Mereka berdua sama-sama tertawa kecil lalu saling bersitatap. Baik Orion maupun Forsythia tertegun mendapati sinar mata yang indah dalam diri masing-masing. Pangeran kemudian memberanikan diri untuk mendekatkan wajahnya—perlahan-lahan, supaya apabila Forsythia menghindar, Orion akan langsung tahu lalu menarik diri. Nyatanya gadis itu tetap bergeming, bahkan menutup matanya. Tidak butuh waktu lama, Orion pun mengecup manis bibir Forsythia. Singkat, namun begitu dalam.

“Pangeran?”

Mendadak perhatian mereka teralihkan oleh suara Permaisuri yang memanggil putranya. Orion dan Forsythia sama-sama menoleh.

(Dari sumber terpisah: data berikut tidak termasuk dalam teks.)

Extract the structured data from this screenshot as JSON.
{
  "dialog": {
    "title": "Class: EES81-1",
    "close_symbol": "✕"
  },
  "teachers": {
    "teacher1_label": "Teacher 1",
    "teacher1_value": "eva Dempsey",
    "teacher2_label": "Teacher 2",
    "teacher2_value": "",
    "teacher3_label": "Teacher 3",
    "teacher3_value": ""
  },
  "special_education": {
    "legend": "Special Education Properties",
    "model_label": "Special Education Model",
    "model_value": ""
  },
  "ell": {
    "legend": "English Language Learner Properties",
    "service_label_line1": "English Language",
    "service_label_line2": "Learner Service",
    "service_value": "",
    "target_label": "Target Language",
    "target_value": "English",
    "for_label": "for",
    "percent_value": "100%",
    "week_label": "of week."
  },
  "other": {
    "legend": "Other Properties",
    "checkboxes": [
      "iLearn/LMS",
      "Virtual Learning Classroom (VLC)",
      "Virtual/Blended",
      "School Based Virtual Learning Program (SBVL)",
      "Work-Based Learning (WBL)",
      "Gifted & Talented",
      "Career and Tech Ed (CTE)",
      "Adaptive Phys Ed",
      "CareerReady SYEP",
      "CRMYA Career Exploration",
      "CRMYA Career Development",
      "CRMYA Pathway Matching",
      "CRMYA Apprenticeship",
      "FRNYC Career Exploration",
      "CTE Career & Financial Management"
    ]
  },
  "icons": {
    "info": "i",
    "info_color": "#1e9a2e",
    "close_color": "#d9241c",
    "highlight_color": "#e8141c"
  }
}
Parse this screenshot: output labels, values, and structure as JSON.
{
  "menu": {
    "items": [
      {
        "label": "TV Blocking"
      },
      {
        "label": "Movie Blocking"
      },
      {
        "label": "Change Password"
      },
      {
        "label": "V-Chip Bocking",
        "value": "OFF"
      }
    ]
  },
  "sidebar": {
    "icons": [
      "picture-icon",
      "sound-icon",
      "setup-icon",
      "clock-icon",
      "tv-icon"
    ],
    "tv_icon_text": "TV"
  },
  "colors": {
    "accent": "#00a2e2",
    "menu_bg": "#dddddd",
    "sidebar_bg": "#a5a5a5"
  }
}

“Kau di sana rupanya,” kata Permaisuri. Tidak jauh di belakangnya, berdiri seorang gadis yang bergaun biru mewah—Irene. “Siapa Nona ini? Mengapa tidak dikenalkan padaku?”

Wajah Permaisuri begitu ramah, hanya saja Forsythia tidak sempat membalas keramahan itu. Perhatiannya justru terarah pada Irene yang jelas-jelas akan mengenalinya jika melihat wajahnya kalau Forsythia mendekat.

Tidak boleh! Gadis itu tidak boleh sampai tahu kalau Forsythia ada di Brisera!

“Maaf, saya harus pulang!” kata Forsythia kemudian berlari pergi.

Irene dan Permaisuri tentu saja terkejut, apalagi Orion yang baru saja akan memperkenalkannya pada ibundanya.

“Tunggu! Nona!! Tunggu sebentar!” seru Orion yang langsung berlari mengejar. “Aku belum tahu namamu!”

Forsythia mempercepat larinya hingga Orion terpaksa harus melakukan hal yang sama. Tiba-tiba saja ranting sebatang pohon tidak sengaja menjambak rambut Forsythia. Akibatnya jepit rambutnya yang berharga terjatuh. Forsythia hendak memungutnya kembali tapi sosok Orion semakin dekat hingga dia memutuskan untuk meneruskan lari. Merasa tidak akan lepas dari Pangeran, Forsythia pun bersembunyi di balik dinding tanaman hibiscus.

Orion pun kehilangan sosok gadis itu seketika. Pandangannya berkeliling, namun dia tidak menemukan jejak Forsythia. Kecewa, laki-laki itu pun berbalik untuk kembali pada Permaisuri, tapi mendadak dia menemukan benda yang berkilauan di atas rumput yang dirinya pijak.

Sebuah hiasan rambut forsythia tertinggal di sana.